The Southern Tea Party wants to get government out of people's lives, so that religion can take over the guidance of the country.  It isn't anti-authoritarian, it is anti-government.  On the other hand, Western Libertarianism just wants to be basically anarchic to a greater or lesser extent.  They are not really pro-government, but they also aren't particularly sold on religious authority, or any sort of over-arching system of control.

Remember, the West was born out of escaping the conflict that tore the East apart.  It was also founded in a strong individualism because there wasn't much out here to rely on until recently.  In point of fact, even when I was a child, you pretty much kept six months of food, a good supply of water, and candles handy, because, in an emergency, you needed to be able to take care of yourself and family.  This has led to a kind of survivalist mentality among Westerners. 

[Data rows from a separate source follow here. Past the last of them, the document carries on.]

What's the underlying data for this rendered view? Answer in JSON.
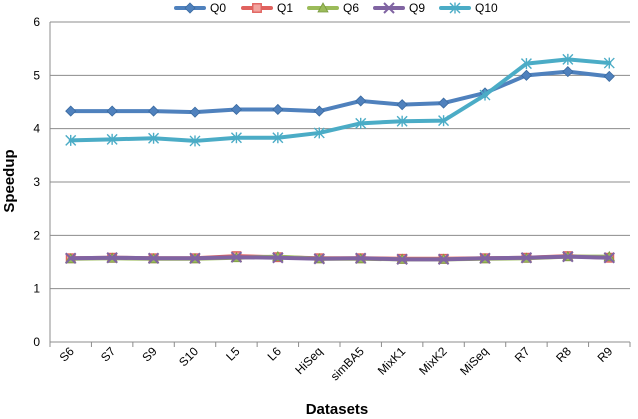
{
  "chart_data": {
    "type": "line",
    "categories": [
      "S6",
      "S7",
      "S9",
      "S10",
      "L5",
      "L6",
      "HiSeq",
      "simBA5",
      "MixK1",
      "MixK2",
      "MiSeq",
      "R7",
      "R8",
      "R9"
    ],
    "ylabel": "Speedup",
    "xlabel": "Datasets",
    "ylim": [
      0,
      6
    ],
    "yticks": [
      0,
      1,
      2,
      3,
      4,
      5,
      6
    ],
    "grid": "horizontal",
    "legend_position": "top",
    "series": [
      {
        "name": "Q0",
        "color": "#4F81BD",
        "marker": "diamond",
        "values": [
          4.33,
          4.33,
          4.33,
          4.31,
          4.36,
          4.36,
          4.33,
          4.52,
          4.45,
          4.48,
          4.67,
          5.0,
          5.07,
          4.98
        ]
      },
      {
        "name": "Q1",
        "color": "#E0625E",
        "marker": "square",
        "values": [
          1.57,
          1.58,
          1.57,
          1.57,
          1.61,
          1.59,
          1.57,
          1.57,
          1.56,
          1.56,
          1.57,
          1.58,
          1.61,
          1.58
        ]
      },
      {
        "name": "Q6",
        "color": "#9BBB59",
        "marker": "triangle",
        "values": [
          1.56,
          1.57,
          1.56,
          1.56,
          1.58,
          1.6,
          1.56,
          1.56,
          1.55,
          1.55,
          1.56,
          1.57,
          1.6,
          1.6
        ]
      },
      {
        "name": "Q9",
        "color": "#8064A2",
        "marker": "x",
        "values": [
          1.57,
          1.58,
          1.57,
          1.57,
          1.59,
          1.58,
          1.56,
          1.57,
          1.55,
          1.55,
          1.57,
          1.58,
          1.6,
          1.58
        ]
      },
      {
        "name": "Q10",
        "color": "#4BACC6",
        "marker": "star",
        "values": [
          3.78,
          3.8,
          3.82,
          3.77,
          3.83,
          3.83,
          3.92,
          4.1,
          4.14,
          4.15,
          4.63,
          5.22,
          5.3,
          5.23
        ]
      }
    ]
  }
}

But in even in that independence, there is something important wrapped up in it.  Even though you needed to take care of yourself, you still helped the community.  In the West, the community, whatever that might be, is far more important than it is back East.  Back East, you help the people you know, in the West, you help the people around you, even if you don't know them that well.

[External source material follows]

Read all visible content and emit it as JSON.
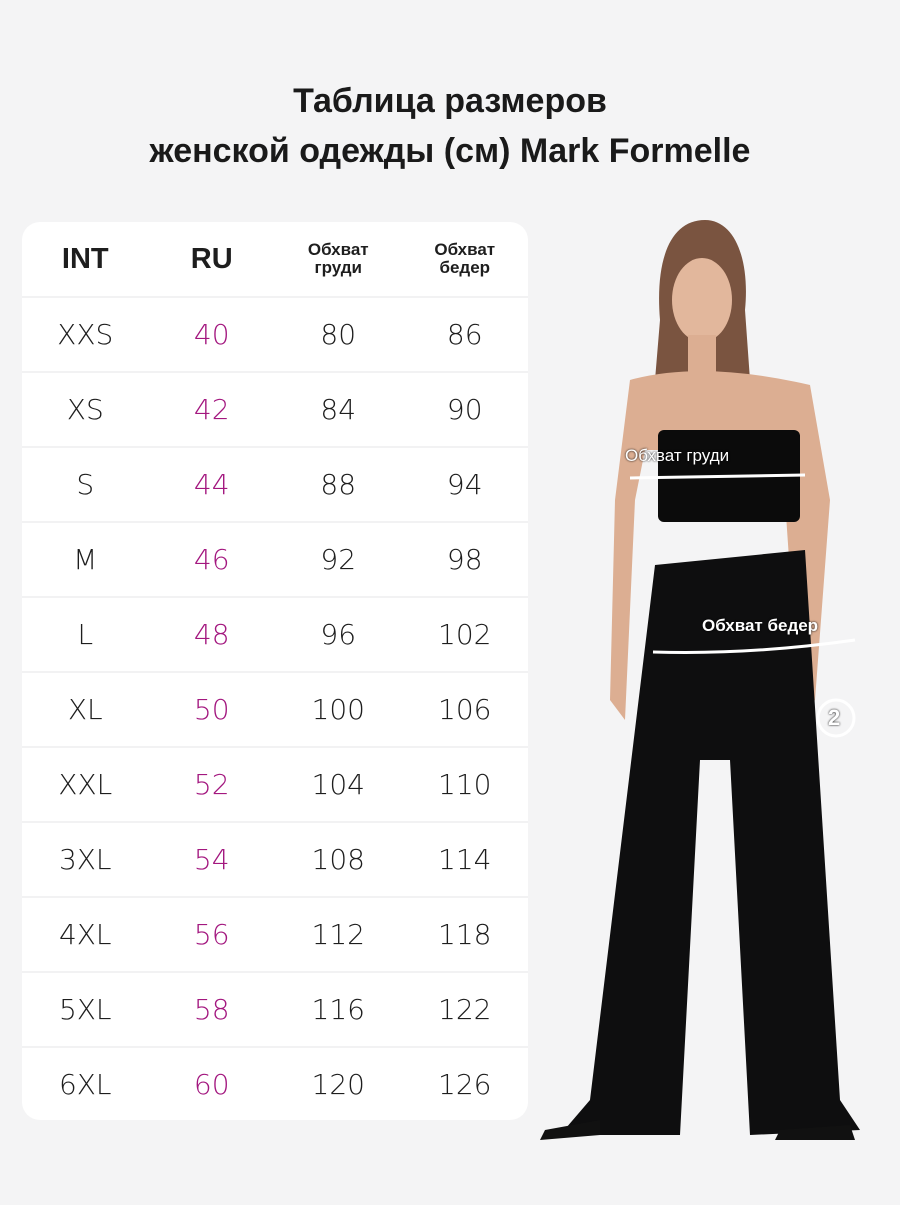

The other aspect of the independence of the Western mindset is basically, if I'm not hurting anyone, leave me the Hell alone.  Legalization of Pot, prostitution, gambling, isolationism, gun rights and anti-regulation are part and parcel of this worldview.  We have no problem with being left to our own resources, but we really don't like being told what to do, even if it is in our best interests. 

This leads to the West being relatively volatile in terms of national politics.  Our allegiances shift with the winds, sometimes we side with the Northern Politics, sometimes with the Southern Culture, but no one seems to realize out East that these are temporary alliances, because this group or that group just happens to be going in the direction we want to go.  We have no sense of commitment to either side.  Right now, because the politics of the North seem to be more about freedom, i.e. legalization, gay rights, etc, we tend to vote in that direction, sometimes.  But if Southern Culture seems to give more freedom, i.e. gun rights or reduced regulation, we will go that direction, sometimes.  And in the end we will go for whatever freedoms we want more at that moment.  We are a very fickle date, which neither party seems to recognize.

But in the end, I think this really frames what is going on in this country.  Northern Political Solutions vs. Southern Cultural Solutions vs. Western leave me alone solutions.  It will be interesting to see over the next decade if we can solve this, and overcome the bitter legacy of a War that honestly has been over for a century and a half.  Of course, that is just the Westerner in me talking.